Дневник
Шрифт:
31 июля. <…> Дочитываю «В круге первом» (вторично и более внимательно). Можно сказать, что вся вторая половина июля прошла у меня под знаком этой замечательной книги.
Она была написана между 1955 и 1963 гг., т. е. писалась 8 лет. Я узнал о ее существовании, кажется, от Н. Я., еще когда она жила у Шкловских, т. е. вскоре после ее окончания. <…>
Вчера еще К. рассказывала со слов своего приятеля, что Шелепин очень подавлен своим понижением. Кое-кто считает, что «младо-турки»[15] еще могут подняться и захватить власть. Вряд ли. Как правило, сброшенные с карьерного конвеера у нас не поднимались: для того чтобы произошло обратно[е], им нужно обладать общественными биографиями или какими то дарованиями, а у них ничего нет за душой, кроме привычки к интригам в партийном аппарате. Их друзья
2 авг. <…> В поезде разговор о выборах: нечто вроде спора. Дама щебечет о пошлости, а ей отвечает разумно и безбоязненно некто вроде молодого инженера. Все, что он говорит вполне толково, но недавно за такое давали 10 лет без колебаний. Уже не боятся, не оглядываются. Это при всех непрерывных приливах и отливах все таки есть уже[,] и не так просто это остановить и ликвидировать. Но разрыв между реальными настроениями и мнениями людей и крикливыми шапками газет таков, что осознание его тоже не может не воздействовать на умы и [не] наталкивать на определенные выводы.

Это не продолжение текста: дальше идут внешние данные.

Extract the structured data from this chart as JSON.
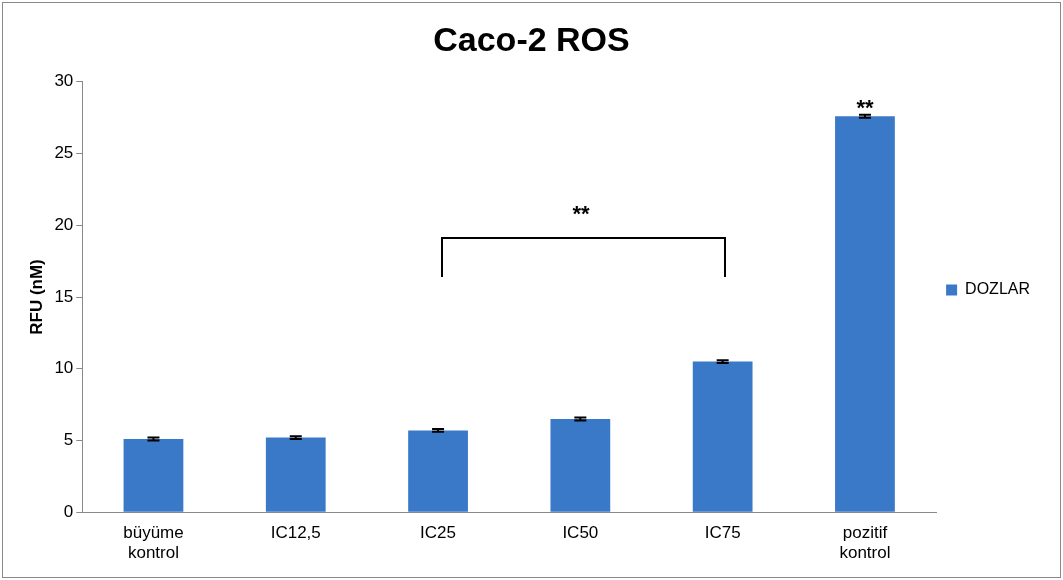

5 авг. Третьего дня вышла в Лондоне на русском языке книга Светланы Сталиной (Аллилуевой) «Письма к другу» в изд-ве Ачесона маленьким тиражем. Это всех удивило, так как было объявлено, что 16 октября в США выйдет другая книга Светланы «Воспоминания о моем отце». «Письма к другу», или «20 писем к другу» (дикторы называют книгу по разному) это видимо первый вариант ее рукописи, написанный еще в Москве 4 года назад и ходивший здесь по рукам, хотя и не очень много (мне, например, рукопись не попалась). Непонятно, зачем Светлане понадобилось издавать первый вариант книги, над которой она еще работает и которую вероятно сильно изменила. <…> Вчера вечером о книге рассказывал комментатор Бибиси С. М. Гольдберг[16], довольно внятно, хотя и сдержанно. По его словам, это не политическая книга, а личная исповедь умной и интеллигентной женщины, много страдавшей, исповедь о ее жизни и о том, что она помнит об отце — Сталине. Она рассказывает, что ее мать застрелилась после небольшого спора с ним на банкете и оставила ему письмо, скорее политическое, чем личное. После этого отец стал ссылать и арестовывать родных матери. Это формировало по своему отношение Светланы к отцу и «пусть другие судят о политическом смысле этого». Когда ей было 17 лет и она влюбилась в 40-летнего Каплера[17], отец дал ей пощечину за роман с евреем и сослал Каплера на 10 лет в Воркуту. 2-го марта она занималась французским языком, когда ее вызвал Маленков и попросил приехать на дачу отца, где она застала Хрущева и Булганина в слезах, а отца умирающим. Его агония длилась 12 часов: он задохся, так как не верил врачам и сам прописывал себе лекарства. Не может быть и речи о заговоре врачей против него. Он умер «всеми отвергнутым (?!), больным и одиноким». Его злым гением 20 лет был Берия, который был «еще более злым, коварным, вероломным, мстительным и жестоким, чем отец» (!) и отец должен с ним разделить ответственность (??) за сделанное зло. [последние строки съезжают]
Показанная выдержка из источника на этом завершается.